Aglo, la brique en plus

Perçu du terrain aussi, le manque de solution adaptée pour les architectes lors de la constitution du dossier de consultation des entreprises. Jusqu'alors, le tout se fait par de l'envoi de fichiers par mail, sans outil véritablement conçu exprès. Un "manque" que BAM archi compte combler avec Aglo, une application qui permet aux architectes d'y rassembler l'ensemble des pièces nécessaires au dossier de consultation des entreprises. "Notre but est de faciliter la phase de création du dossier. Surtout cet outil permet que chaque dossier soit homogène c'est-à-dire soit présenté sous une seule et même forme", détaille Mathias Boutier, satisfait "d'ôter ce qui constituait un caillou dans la chaussure" des professionnels. Une centaine d'architectes a déjà rejoint Aglo et BAM Archi espère 500 utilisateurs d'ici les dix prochains mois. La solution sera ensuite également proposée aux promoteurs.

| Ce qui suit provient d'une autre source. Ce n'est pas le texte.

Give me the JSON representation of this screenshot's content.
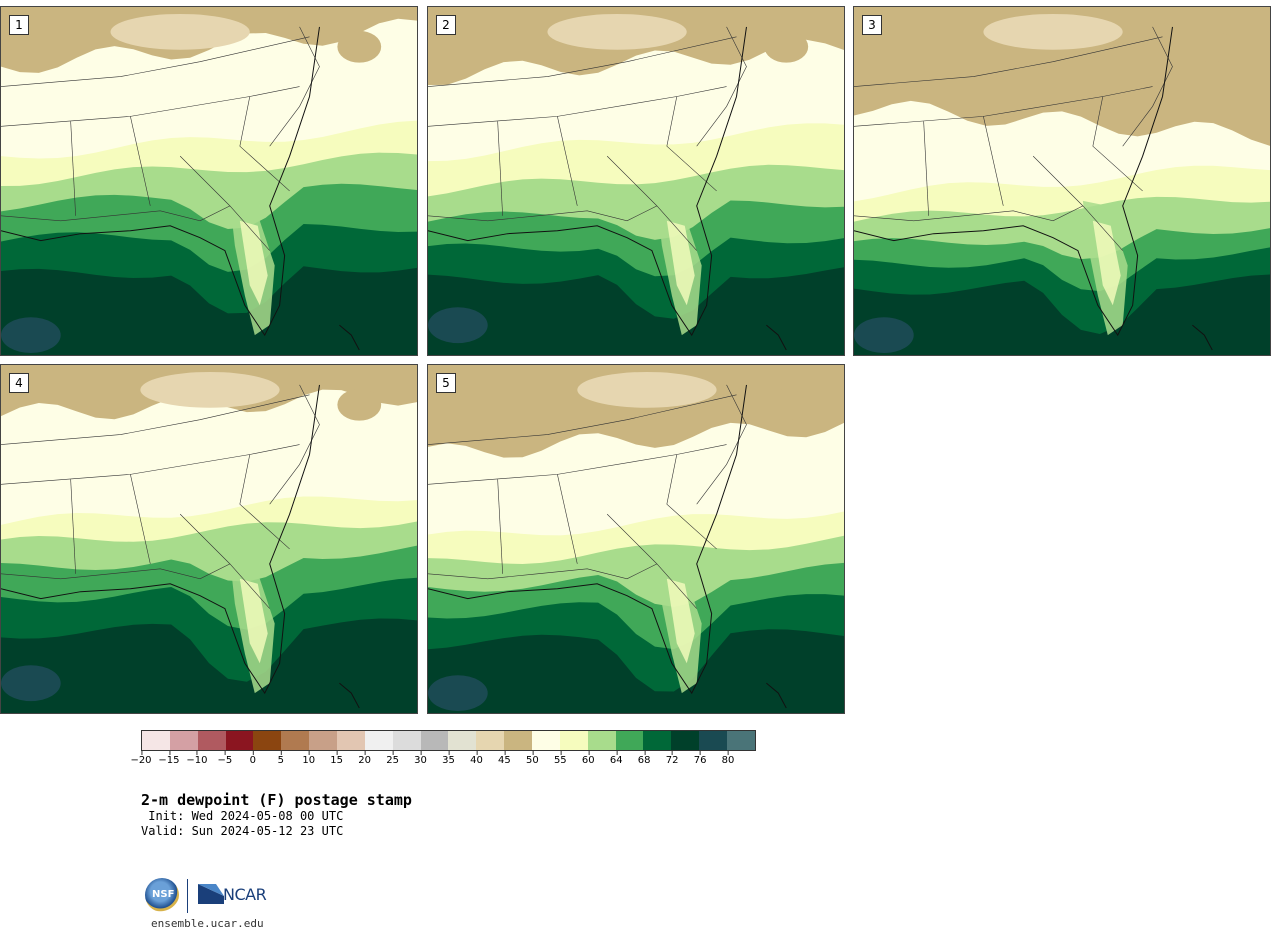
{
  "panels": [
    {
      "label": "1",
      "variant": 0
    },
    {
      "label": "2",
      "variant": 1
    },
    {
      "label": "3",
      "variant": 2
    },
    {
      "label": "4",
      "variant": 3
    },
    {
      "label": "5",
      "variant": 4
    }
  ],
  "colorbar": {
    "colors": [
      "#f5e6e6",
      "#d4a0a4",
      "#b05a60",
      "#8b1520",
      "#8b4510",
      "#b07a50",
      "#c8a088",
      "#e2c6b2",
      "#f0f0f0",
      "#dcdcdc",
      "#b8b8b8",
      "#e2e2d2",
      "#e6d6b0",
      "#cab580",
      "#fefee6",
      "#f6fcbe",
      "#a8dc8c",
      "#40a858",
      "#006838",
      "#00402a",
      "#1a4a52",
      "#4a7478"
    ],
    "ticks": [
      "−20",
      "−15",
      "−10",
      "−5",
      "0",
      "5",
      "10",
      "15",
      "20",
      "25",
      "30",
      "35",
      "40",
      "45",
      "50",
      "55",
      "60",
      "64",
      "68",
      "72",
      "76",
      "80"
    ]
  },
  "title": "2-m dewpoint (F) postage stamp",
  "init": " Init: Wed 2024-05-08 00 UTC",
  "valid": "Valid: Sun 2024-05-12 23 UTC",
  "logos": {
    "nsf": "NSF",
    "ncar": "NCAR"
  },
  "website": "ensemble.ucar.edu"
}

Pour poursuivre son déploiement, la startup envisage une levée de fonds au cours de l'année 2020, après un premier tour de table réussi l'an dernier pour un montant de 200 000 euros. Côté stratégie, le duo d'entrepreneur compte développer l'activité organisation de concours d'architecture. "Nous bénéficions désormais d'une expertise reconnue", souligne Mathias Boutier. Les efforts d'innovation de BAM Archi permettent au chiffre d'affaires d'atteindre 1 M€. La jeune entreprise emploie par ailleurs 13 personnes, réparties entre le Sud et Paris. Mais l'objectif est bien évidemment le déploiement à l'international, d'abord en Europe puis en traversant l'Atlantique pour aller voir du côté de l'Oncle Sam.